To qualify for the reduction, a de novo bank would have to have started its operations in the year in which HB 150 takes effect or in any future year. A bank would be considered to have started operations in the year the bank was issued a charter, certificate of authority or equivalent document authorizing its banking operations. Under HB 150, a de novo bank whose tax liability before the reduction equaled $1 million or less would not owe any FIT for that year, not even the minimum tax. A de novo bank whose tax liability before the reduction exceeded $1 million would owe the difference between its pre-reduction tax liability and $1 million. The reduction would apply for the 2021 tax year, which is the measurement period for returns filed for tax year 2022.
CAT exclusion for mortgage lenders5
Under existing law, the CAT law’s definition of “gross receipts” excludes certain gross receipts of mortgage brokers (which are distinct from mortgage lenders under the law) and thus excluded from the CAT.6 The exclusion for a mortgage broker’s gross receipts applies to the funds the broker uses to finance a table-funded loan7 or warehouse lending loan,8 other than money the broker receives as fees or other consideration for the transaction.
HB 150 would allow mortgage lenders to exclude, from their CAT base, gross receipts from the sale or transfer of mortgage loans and mortgage-backed securities.9 The exclusion would equal the receipts representing the principal balance of mortgage loans. Under HB 150, a mortgage lender would include any lender registered as such with the Ohio Superintendent of Financial Institutions. This change would apply to tax periods beginning on or after HB 150’s effective date. Tax legislation is effective on the 91st day after its filing with the Secretary of State. Assuming Governor DeWine signs HB 150 in early January, this exclusion would be effective July 1, 2021.
If enacted, financial institutions subject to the FIT and mortgage lenders subject to the CAT will need to take these new provisions into consideration in filing required returns.
1 See Ohio Rev. Code Section 5726.04(A)(1)(b).
2 See Ohio Rev. Code Section 5726.04(A)(1)(a).
3 See HB 150, Section 1 (amending Ohio Rev. Code Section 5726.04 by adding new paragraph (A)(2).
4 See id. (amending Ohio Rev. Code Section 5726.01 by adding new subsection (W) defining “de novo bank organization”).
5 Before 2014, certain mortgage lenders were subject to the Ohio Dealer in Intangibles Tax (DIT). The DIT was repealed after 2013 and mortgage lenders that are not financial institutions subject to the FIT are subject to the CAT.
6 See Ohio Rev. Code Section 5751.01(F)(2)(w) (excluding, from the CAT law’s definition of “gross receipts,” funds received or used by a mortgage broker under a table-funding mortgage loan or warehouse lending mortgage loan).

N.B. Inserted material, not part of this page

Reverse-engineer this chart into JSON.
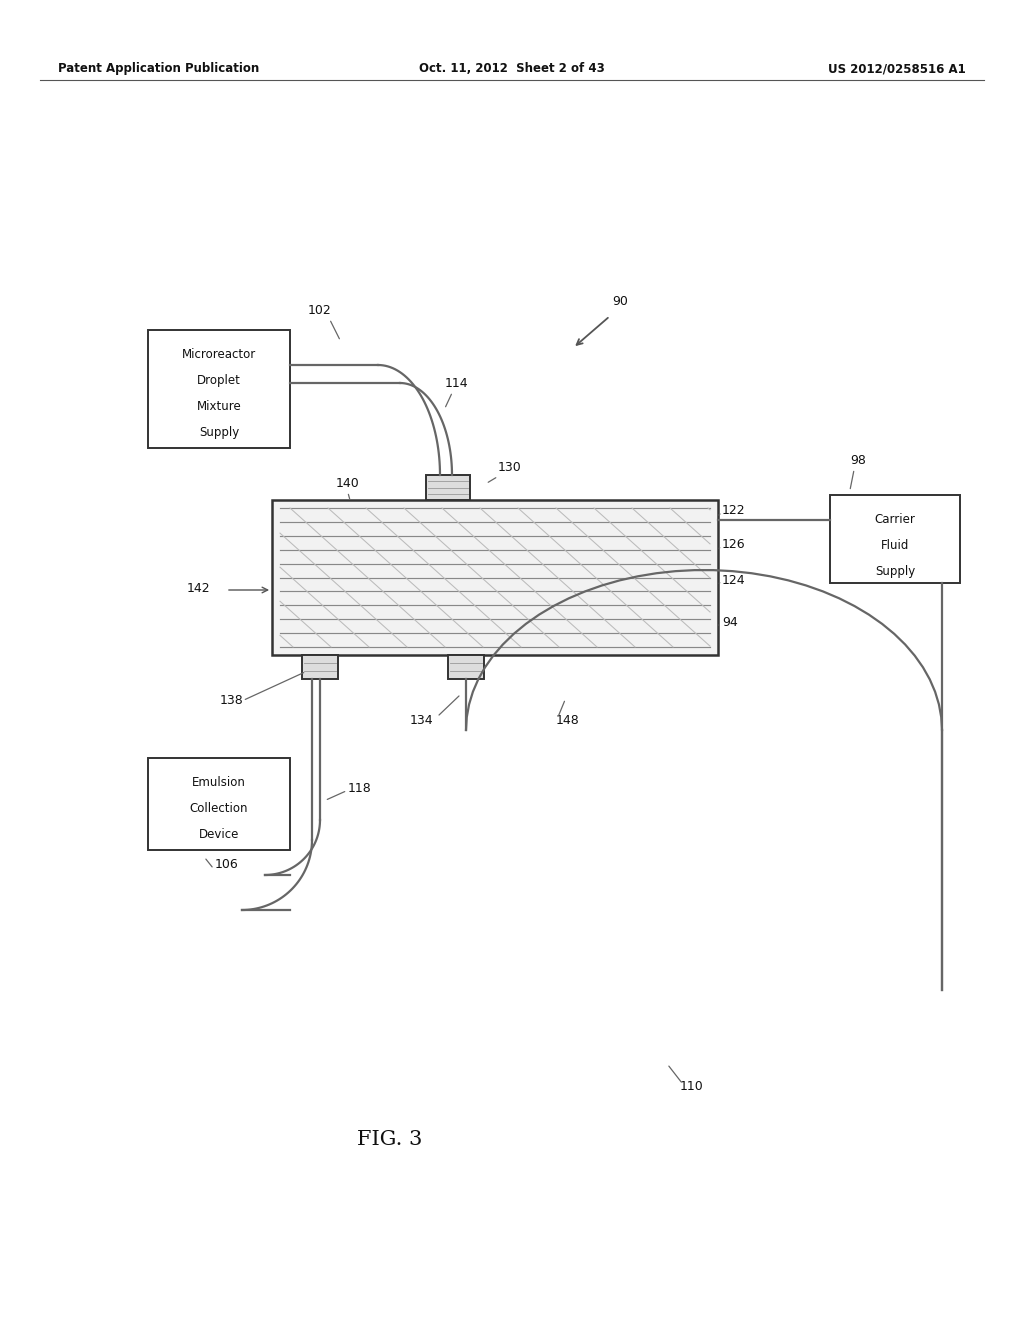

7 Table-funded loans involve a lender taking assignment of a loan from the broker originating the loan, effectively advancing the money for the closing.
8 Warehouse lending loans involve the loan originator providing funds for a mortgage through a line of credit the originator obtains from a lender, i.e., the warehouse, and repaying the debt once the originator sells the loan into a secondary market.
9 See HB 150, Section 1 (amending Ohio Rev. Code Section 5751.01(F)(2) by adding new section (mm)).